About Speech to Text API
The Speech to Text API transcribes audio streams into text that your application can display to the user or act upon as command input. The APIs can be used either with an SDK client library (for supported platforms and languages) or a REST API.
The Speech to Text API offers the following features:
Advanced speech recognition technology from Microsoft—the same used by Cortana, Office, and other Microsoft products.
Real-time continuous recognition. Speech to Text allows users to transcribe audio into text in real time. It also supports receiving intermediate results of the words that have been recognized so far. The service automatically recognizes the end of speech. Users can also choose additional formatting options, including capitalization and punctuation, profanity masking, and text normalization.
Optimized Speech to Text results for interactive, conversation, and dictation scenarios.

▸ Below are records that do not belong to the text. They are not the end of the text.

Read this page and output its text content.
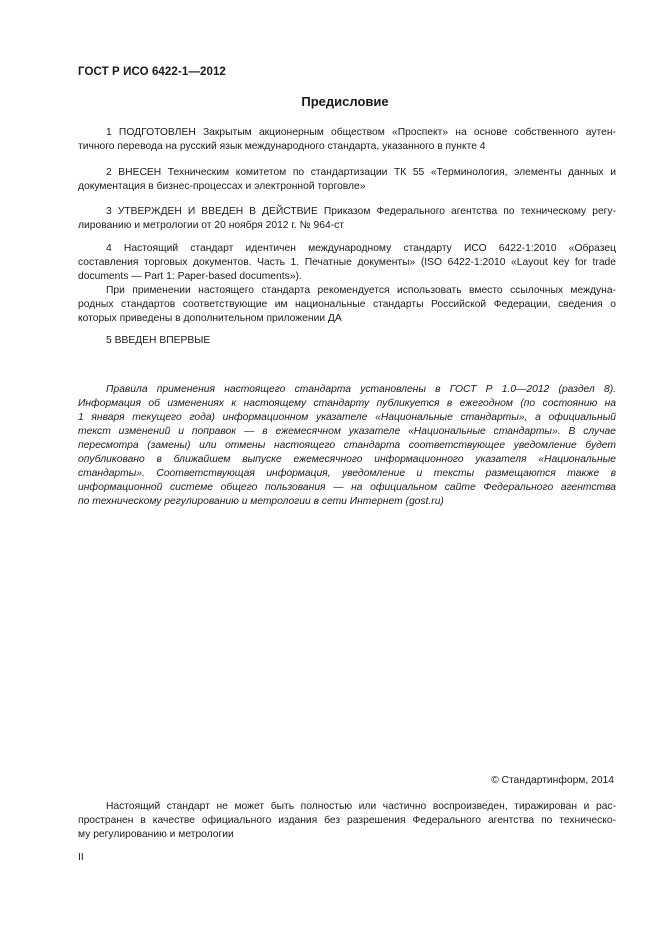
ГОСТ Р ИСО 6422-1—2012
Предисловие
1 ПОДГОТОВЛЕН Закрытым акционерным обществом «Проспект» на основе собственного аутен-
тичного перевода на русский язык международного стандарта, указанного в пункте 4
2 ВНЕСЕН Техническим комитетом по стандартизации ТК 55 «Терминология, элементы данных и
документация в бизнес-процессах и электронной торговле»
3 УТВЕРЖДЕН И ВВЕДЕН В ДЕЙСТВИЕ Приказом Федерального агентства по техническому регу-
лированию и метрологии от 20 ноября 2012 г. № 964-ст
4 Настоящий стандарт идентичен международному стандарту ИСО 6422-1:2010 «Образец
составления торговых документов. Часть 1. Печатные документы» (ISO 6422-1:2010 «Layout key for trade
documents — Part 1: Paper-based documents»).
При применении настоящего стандарта рекомендуется использовать вместо ссылочных междуна-
родных стандартов соответствующие им национальные стандарты Российской Федерации, сведения о
которых приведены в дополнительном приложении ДА
5 ВВЕДЕН ВПЕРВЫЕ
Правила применения настоящего стандарта установлены в ГОСТ Р 1.0—2012 (раздел 8).
Информация об изменениях к настоящему стандарту публикуется в ежегодном (по состоянию на
1 января текущего года) информационном указателе «Национальные стандарты», а официальный
текст изменений и поправок — в ежемесячном указателе «Национальные стандарты». В случае
пересмотра (замены) или отмены настоящего стандарта соответствующее уведомление будет
опубликовано в ближайшем выпуске ежемесячного информационного указателя «Национальные
стандарты». Соответствующая информация, уведомление и тексты размещаются также в
информационной системе общего пользования — на официальном сайте Федерального агентства
по техническому регулированию и метрологии в сети Интернет (gost.ru)
© Стандартинформ, 2014
Настоящий стандарт не может быть полностью или частично воспроизведен, тиражирован и рас-
пространен в качестве официального издания без разрешения Федерального агентства по техническо-
му регулированию и метрологии
II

Support for many spoken languages in multiple dialects. For the full list of supported languages in each recognition mode, see Supported languages.
Customized language and acoustic models, so you can tailor your application to your users' way of speaking, speaking environment, and specialized vocabulary.
Natural-language understanding. Through integration with Language Understanding (LUIS), you can derive intents and entities from speech. Users don't have to know your app's vocabulary, but can describe what they want in their own words.
Some capabilities of the Speech to Text API are not available via REST. The following table summarizes the capabilities of each method of accessing the API.
|Transcribe a short utterance, such as a command (length < 15 s); no interim results||Yes||Yes|
|Transcribe a longer utterance (> 15 s)||No||Yes|
|Transcribe streaming audio with optional interim results||No||Yes|
|Understand speaker intents via LUIS||No*||Yes|
* LUIS intents and entities can be derived using a separate LUIS subscription. With this subscription, the SDK can call LUIS for you and provide entity and intent results as well as speech transcriptions. With the REST API, you can call LUIS yourself to derive intents and entities with your LUIS subscription.